TL;DR
In last post I described how I was hit with my Bank business merging process. At that time I thought that process won, but human come to a rescue. And what is business process that does not use help from expensive automation tool?
As I spent all my cash, I went to my bank (luckily it is in my neighborhood), to get some more cash. At the front desk I recognized familiar face, a bank employee that always had a solution for my bank problems. I did money transaction and tried my luck. “Excuse me, my wrong card is blocked, could you maybe unblock it (last time different bank employee put my request in dev/null)”. Ok, no problem, your card is unblocked, and the old one is blocked. Hurra 🙂
Lesson learned. When you are testing, always ask for second opinion (or ask for second help).

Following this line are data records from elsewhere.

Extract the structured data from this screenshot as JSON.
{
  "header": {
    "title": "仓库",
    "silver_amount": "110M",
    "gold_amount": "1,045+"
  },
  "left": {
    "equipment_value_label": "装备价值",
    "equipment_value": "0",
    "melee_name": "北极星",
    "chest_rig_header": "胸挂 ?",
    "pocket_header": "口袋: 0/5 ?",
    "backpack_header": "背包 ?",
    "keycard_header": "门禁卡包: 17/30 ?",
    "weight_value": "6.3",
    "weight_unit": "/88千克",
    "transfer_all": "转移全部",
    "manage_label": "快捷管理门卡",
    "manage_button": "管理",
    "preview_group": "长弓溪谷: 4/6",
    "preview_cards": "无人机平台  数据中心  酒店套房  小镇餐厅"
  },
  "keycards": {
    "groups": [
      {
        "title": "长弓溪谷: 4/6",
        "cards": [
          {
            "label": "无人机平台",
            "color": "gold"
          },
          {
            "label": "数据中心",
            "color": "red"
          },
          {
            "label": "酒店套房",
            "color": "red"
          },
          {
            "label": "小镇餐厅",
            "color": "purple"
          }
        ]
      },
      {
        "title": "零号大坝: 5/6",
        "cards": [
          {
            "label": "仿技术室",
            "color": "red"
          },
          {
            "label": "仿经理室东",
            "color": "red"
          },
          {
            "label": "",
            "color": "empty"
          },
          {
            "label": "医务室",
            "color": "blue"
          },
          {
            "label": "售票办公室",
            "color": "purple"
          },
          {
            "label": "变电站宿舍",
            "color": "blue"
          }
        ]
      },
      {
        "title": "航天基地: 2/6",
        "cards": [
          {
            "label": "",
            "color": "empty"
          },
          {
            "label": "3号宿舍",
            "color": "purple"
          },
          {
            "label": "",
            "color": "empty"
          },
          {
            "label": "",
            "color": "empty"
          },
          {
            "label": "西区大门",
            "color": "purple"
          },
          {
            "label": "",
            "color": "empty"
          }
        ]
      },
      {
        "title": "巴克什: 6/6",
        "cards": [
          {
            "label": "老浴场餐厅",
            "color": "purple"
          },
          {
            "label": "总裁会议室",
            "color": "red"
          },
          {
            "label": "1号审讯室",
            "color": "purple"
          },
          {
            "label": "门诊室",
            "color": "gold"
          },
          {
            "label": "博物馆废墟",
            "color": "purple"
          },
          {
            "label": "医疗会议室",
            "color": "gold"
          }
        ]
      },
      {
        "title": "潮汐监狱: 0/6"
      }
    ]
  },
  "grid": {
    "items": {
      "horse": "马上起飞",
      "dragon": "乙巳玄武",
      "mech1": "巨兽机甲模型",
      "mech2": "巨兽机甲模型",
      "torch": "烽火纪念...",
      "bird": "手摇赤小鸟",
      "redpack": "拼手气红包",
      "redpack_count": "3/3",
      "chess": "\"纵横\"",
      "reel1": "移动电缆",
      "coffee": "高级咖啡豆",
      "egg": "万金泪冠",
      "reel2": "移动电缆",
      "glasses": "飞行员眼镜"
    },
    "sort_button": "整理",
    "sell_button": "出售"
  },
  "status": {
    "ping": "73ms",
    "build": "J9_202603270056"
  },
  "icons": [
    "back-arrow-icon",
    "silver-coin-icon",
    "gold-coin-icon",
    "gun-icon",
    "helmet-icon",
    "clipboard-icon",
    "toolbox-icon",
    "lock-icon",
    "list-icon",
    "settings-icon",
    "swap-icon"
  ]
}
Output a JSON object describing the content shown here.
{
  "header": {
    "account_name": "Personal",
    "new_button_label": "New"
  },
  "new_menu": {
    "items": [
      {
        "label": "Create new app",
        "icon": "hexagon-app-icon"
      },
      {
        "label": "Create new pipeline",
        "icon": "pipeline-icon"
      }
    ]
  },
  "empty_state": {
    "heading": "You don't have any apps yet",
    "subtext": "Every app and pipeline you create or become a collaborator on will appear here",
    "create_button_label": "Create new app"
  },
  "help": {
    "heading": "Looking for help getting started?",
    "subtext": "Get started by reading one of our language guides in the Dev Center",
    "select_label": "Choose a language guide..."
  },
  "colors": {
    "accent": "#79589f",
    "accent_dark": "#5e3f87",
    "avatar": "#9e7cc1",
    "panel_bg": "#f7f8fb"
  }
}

I also have my business account at the same bank. Yesterday I got notification from Pagely and AWS that payment for their services was unsuccessful. I called my card help desk, and operator explained me that Pagely is on bank black list. Armed with second opinion heuristic, I waited for two hours and called same number. Different operator answered, and she put a lot more effort to investigate what happened.
As part of bank merge operation, starting from THIS MONTH, my business card was put under fancy (and probably expensive) tool scan that AUTOMATICALLY blocks fishy transaction. For now they blocked Pagely (my heuristic is that they really do not know who is Pagely) and Amazon. I asked operator for clarification. She said that AWS was blocked :).
Here is my heuristic. New tool is not the problem. Problem is that tool is not fine tuned by HUMANS. It runs with white list. Very likely Amazon is white listed but AWS is blocked. They test in production and will do the fine tuning using data from the customers that complain (me).
Do you still think that testing in production for bank business is an good test strategy?